Date: 2004-11-01 11:17 pm (UTC)
ext_50193: (Default)
When Canadians talk about peace-keeping, we tend to see it very specifically as part of a U.N. sponsored action that has wide international backing.
This was a major and important difference over Iraq between the US and Australia - the issue of UN support. Polls here showed the public divided about whether they would support the operation without UN support. Feeling on the issue was different from in the US, because the smaller group in favour of the operation supported it with or without the UN, rather than explicitly without the UN, as was the case there. Taken together though, the two added up to the largest majority in favour of any participating country.

We went into the First Gulf War without UN backing and then - probably the real watershed - into East Timor without UN support either. Since Canada participated in both operations in a small way, the assumption here was that Canada has also given up on waiting for the UN.

Australians don't have a concept of bringing law to the wild frontier. As the explorers moved past the Great Dividing Range into the interior, they found not the Great Plains but... a desert. Our character became more cynical.

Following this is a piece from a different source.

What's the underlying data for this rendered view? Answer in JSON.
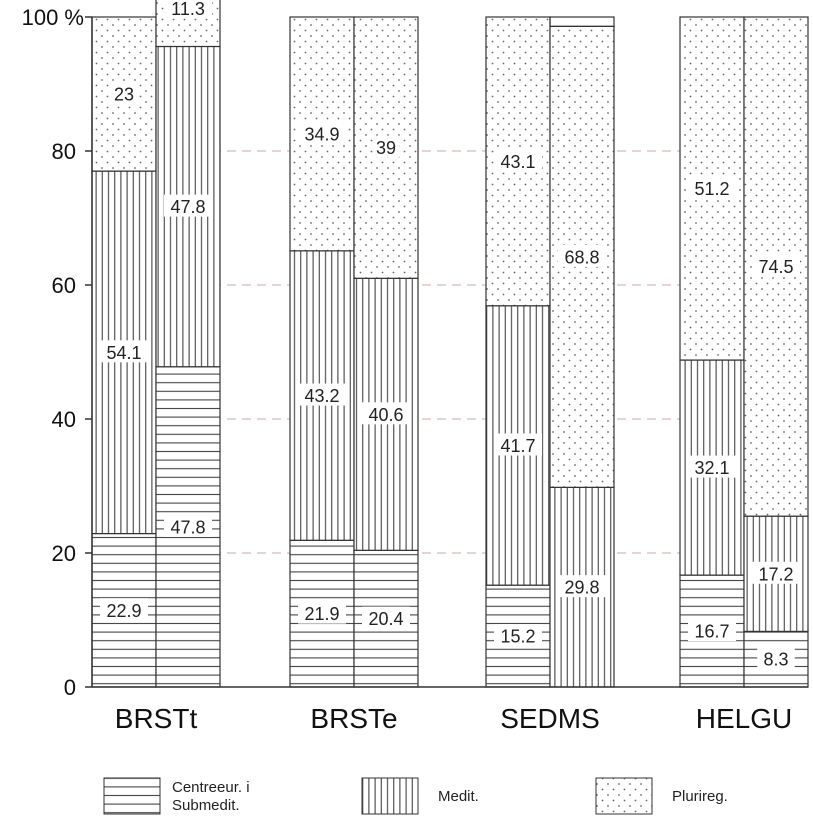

The dominant concept in strategic thinking has been our isolation as an English-speaking country far from Europe and North America with distant, densely populated, culturally and racially different neighbours. So there is a conflict between our history and our geography.

The threat of invasion from these places dominated - and continues to dominate - defence planning and geopolitical thinking. We do, after all, have the world's largest Muslim nation on our doorstep.

This is really not so different from the US; during the 19th Century America built elaborate coastal fortifications to repel European invaders. However the fact that the perceived threat is so racially and culturally different imparted more urgency.